口を手で塞いでもそれ以上の快感を与えられ喘ぎ声が口の端から溢れ、逃げることができずに快楽に身を委ねる。

「はぁ…。夢にまで見た先輩だ…」

 アナルから指を抜かれ、下半身に視線を落とす。

 すると矢代が僕の太ももを両手で開きながら秘部へと顔を近づけた。

「やし、矢代…?」

「ここ、すげぇヒクヒクしてますねぇ…」

「いや、見んっ…う…うぅ…」

 ピチャリ…と熱くてぬるっとしたものが秘部へと触れる。

 チロチロとうごめく舌の先は入り口をなぞり、ツプツプ…とゆっくり中に侵入してきた。

「んんっ! なん、で…、そん、なとこ…あぅ…」

「んー。
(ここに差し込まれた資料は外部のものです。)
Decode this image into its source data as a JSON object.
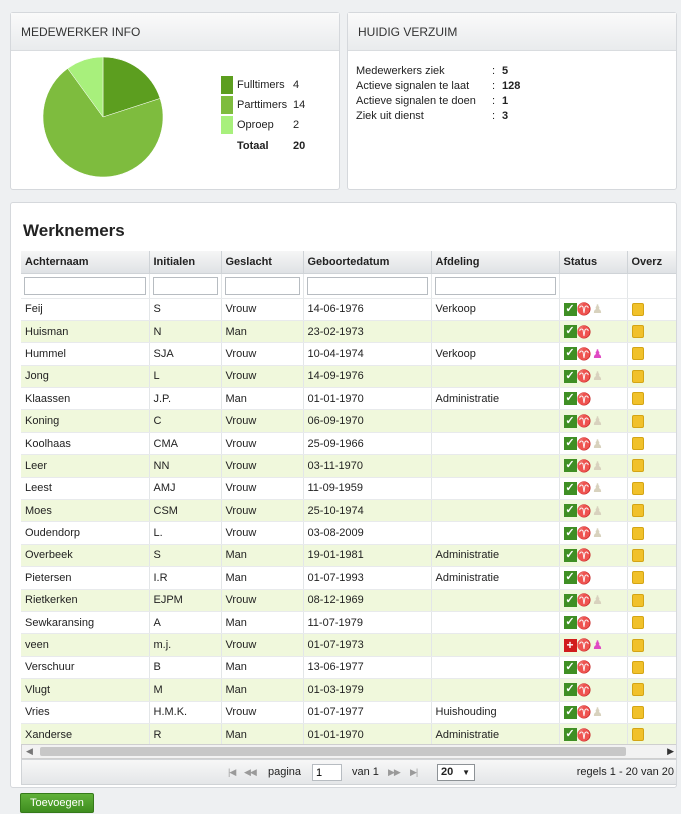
{
  "info_panel": {
    "title": "MEDEWERKER INFO",
    "chart_data": {
      "type": "pie",
      "categories": [
        "Fulltimers",
        "Parttimers",
        "Oproep"
      ],
      "values": [
        4,
        14,
        2
      ],
      "colors": [
        "#5c9e1f",
        "#7ebc3e",
        "#a8f07c"
      ]
    },
    "legend": [
      {
        "label": "Fulltimers",
        "count": "4",
        "color": "#5c9e1f"
      },
      {
        "label": "Parttimers",
        "count": "14",
        "color": "#7ebc3e"
      },
      {
        "label": "Oproep",
        "count": "2",
        "color": "#a8f07c"
      }
    ],
    "total_label": "Totaal",
    "total_value": "20"
  },
  "verzuim_panel": {
    "title": "HUIDIG VERZUIM",
    "rows": [
      {
        "label": "Medewerkers ziek",
        "value": "5"
      },
      {
        "label": "Actieve signalen te laat",
        "value": "128"
      },
      {
        "label": "Actieve signalen te doen",
        "value": "1"
      },
      {
        "label": "Ziek uit dienst",
        "value": "3"
      }
    ]
  },
  "employees": {
    "title": "Werknemers",
    "columns": [
      "Achternaam",
      "Initialen",
      "Geslacht",
      "Geboortedatum",
      "Afdeling",
      "Status",
      "Overz"
    ],
    "rows": [
      {
        "name": "Feij",
        "initials": "S",
        "gender": "Vrouw",
        "birthdate": "14-06-1976",
        "department": "Verkoop",
        "status": "check",
        "extra": "person-faded"
      },
      {
        "name": "Huisman",
        "initials": "N",
        "gender": "Man",
        "birthdate": "23-02-1973",
        "department": "",
        "status": "check",
        "extra": ""
      },
      {
        "name": "Hummel",
        "initials": "SJA",
        "gender": "Vrouw",
        "birthdate": "10-04-1974",
        "department": "Verkoop",
        "status": "check",
        "extra": "person-pink"
      },
      {
        "name": "Jong",
        "initials": "L",
        "gender": "Vrouw",
        "birthdate": "14-09-1976",
        "department": "",
        "status": "check",
        "extra": "person-faded"
      },
      {
        "name": "Klaassen",
        "initials": "J.P.",
        "gender": "Man",
        "birthdate": "01-01-1970",
        "department": "Administratie",
        "status": "check",
        "extra": ""
      },
      {
        "name": "Koning",
        "initials": "C",
        "gender": "Vrouw",
        "birthdate": "06-09-1970",
        "department": "",
        "status": "check",
        "extra": "person-faded"
      },
      {
        "name": "Koolhaas",
        "initials": "CMA",
        "gender": "Vrouw",
        "birthdate": "25-09-1966",
        "department": "",
        "status": "check",
        "extra": "person-faded"
      },
      {
        "name": "Leer",
        "initials": "NN",
        "gender": "Vrouw",
        "birthdate": "03-11-1970",
        "department": "",
        "status": "check",
        "extra": "person-faded"
      },
      {
        "name": "Leest",
        "initials": "AMJ",
        "gender": "Vrouw",
        "birthdate": "11-09-1959",
        "department": "",
        "status": "check",
        "extra": "person-faded"
      },
      {
        "name": "Moes",
        "initials": "CSM",
        "gender": "Vrouw",
        "birthdate": "25-10-1974",
        "department": "",
        "status": "check",
        "extra": "person-faded"
      },
      {
        "name": "Oudendorp",
        "initials": "L.",
        "gender": "Vrouw",
        "birthdate": "03-08-2009",
        "department": "",
        "status": "check",
        "extra": "person-faded"
      },
      {
        "name": "Overbeek",
        "initials": "S",
        "gender": "Man",
        "birthdate": "19-01-1981",
        "department": "Administratie",
        "status": "check",
        "extra": ""
      },
      {
        "name": "Pietersen",
        "initials": "I.R",
        "gender": "Man",
        "birthdate": "01-07-1993",
        "department": "Administratie",
        "status": "check",
        "extra": ""
      },
      {
        "name": "Rietkerken",
        "initials": "EJPM",
        "gender": "Vrouw",
        "birthdate": "08-12-1969",
        "department": "",
        "status": "check",
        "extra": "person-faded"
      },
      {
        "name": "Sewkaransing",
        "initials": "A",
        "gender": "Man",
        "birthdate": "11-07-1979",
        "department": "",
        "status": "check",
        "extra": ""
      },
      {
        "name": "veen",
        "initials": "m.j.",
        "gender": "Vrouw",
        "birthdate": "01-07-1973",
        "department": "",
        "status": "cross",
        "extra": "person-pink"
      },
      {
        "name": "Verschuur",
        "initials": "B",
        "gender": "Man",
        "birthdate": "13-06-1977",
        "department": "",
        "status": "check",
        "extra": ""
      },
      {
        "name": "Vlugt",
        "initials": "M",
        "gender": "Man",
        "birthdate": "01-03-1979",
        "department": "",
        "status": "check",
        "extra": ""
      },
      {
        "name": "Vries",
        "initials": "H.M.K.",
        "gender": "Vrouw",
        "birthdate": "01-07-1977",
        "department": "Huishouding",
        "status": "check",
        "extra": "person-faded"
      },
      {
        "name": "Xanderse",
        "initials": "R",
        "gender": "Man",
        "birthdate": "01-01-1970",
        "department": "Administratie",
        "status": "check",
        "extra": ""
      }
    ]
  },
  "pager": {
    "nav_first": "|◀",
    "nav_prev": "◀◀",
    "nav_next": "▶▶",
    "nav_last": "▶|",
    "page_label": "pagina",
    "page_value": "1",
    "of_label": "van 1",
    "page_size": "20",
    "summary": "regels 1 - 20 van 20"
  },
  "add_button_label": "Toevoegen",
  "colors": {
    "accent": "#3e8d1f",
    "row_alt": "#f0f8dc"
  }
}
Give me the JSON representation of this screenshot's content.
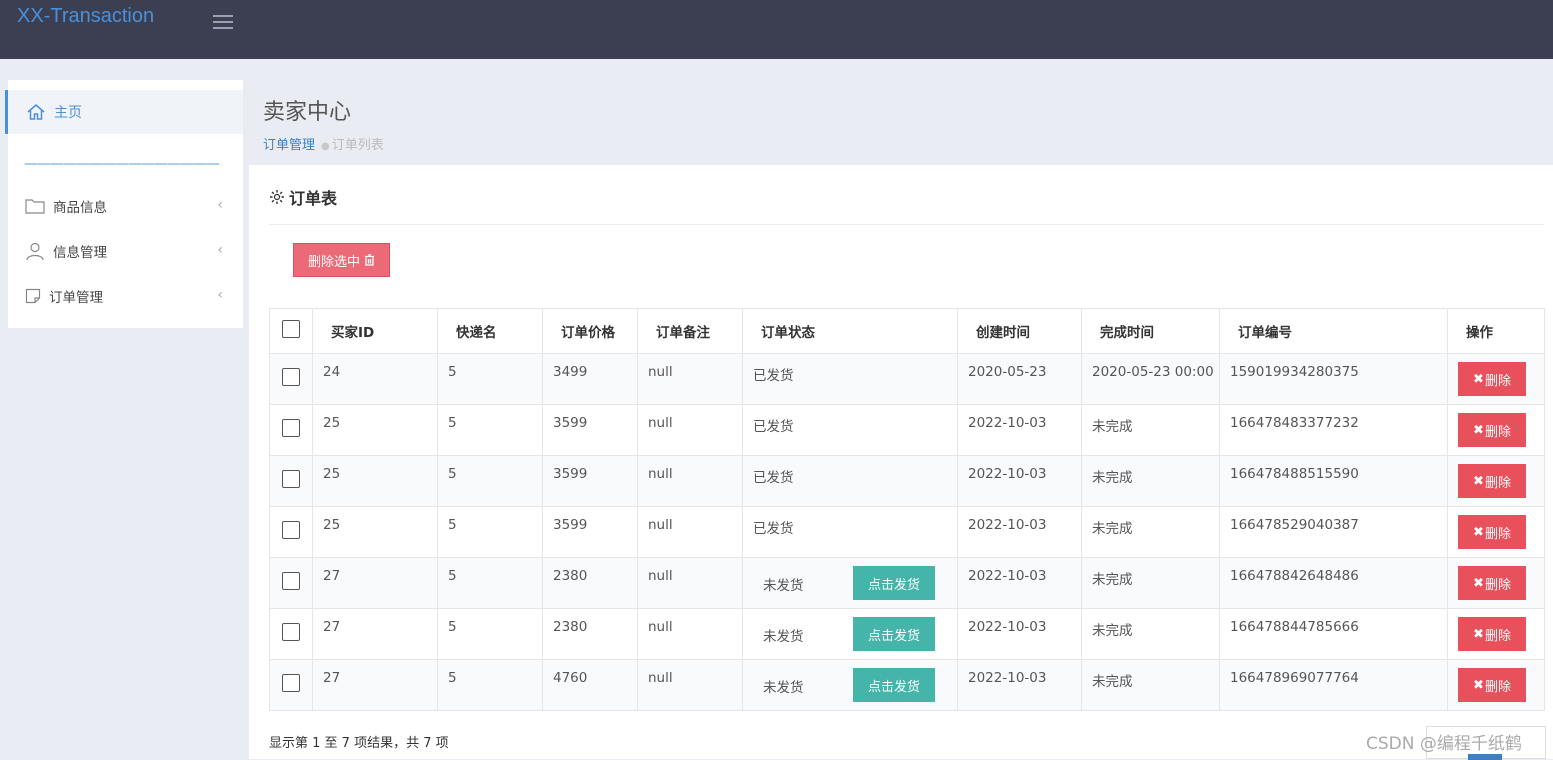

んっ、先輩が好きだからですよ」

「はぅ! あ、あうぅ…」

 中に息を吹きかけるように近くで話をする矢代は、指で秘部を開きながらもう一度舌を差し込んだ。

 指の動きと舌の動きに身体がビクビクと反応する。

 僕の身体は熱に浮かされ、たかぶる男のソレは先走りをこぼしながらギンギンに張り詰める。

 絶頂を迎えられない苦しさともどかしさ。

 だけど理性が恥を捨ててくれない。

「も、もう…やだ…」

「何がです?」

「僕は、もう…こんな、ことしてなっ…いのに…!」

*****

 昔はしていた。矢代と出会った大学の頃は特に。

 セックスは普通に好きだったし、セフレがいるのも当たり前だった。

 教授や先輩に身体を開けば、いいこともあったし可愛がってくれる。

 …そんな僕を気に食わない人がたくさんいた。

 だから。

 大学の卒業式の日に、僕は僕を恨む全員に犯された。

*****

「…知ってますよ」

「え…?」

 矢代は下半身から顔をあげて僕に覆いかぶさった。

「あんたがもう遊んでないことくらい知ってます」

「…じゃあなんでこんなこと」

「言ったじゃないですか」

 矢代は僕に顔を近づけて綺麗な笑顔を浮かべた。

「一ノ瀬先輩のことが好きだからですよ」

*****

 矢代はあの時もこうやって笑っていた。

 泣きそうな嬉しそうな、言葉にできない綺麗な笑顔。

──『先輩、好きです。俺、本当に先輩のことが──』

 そう言って告白してきた彼に僕は答えられなかった。

 たくさんの男に犯されたあとの告白に、人間不信になっていた僕は彼すらも恐ろしく見えていて…。

 しかも告白してきたのは、僕をいつも追いかけていたストーカー。

 ──『僕のことが好きなら僕を探して捕まえてみてよ』

*****

 それが今、現実になって矢代は僕を捕まえている。

 あんな適当な言葉を有言実行して、僕を犯す矢代。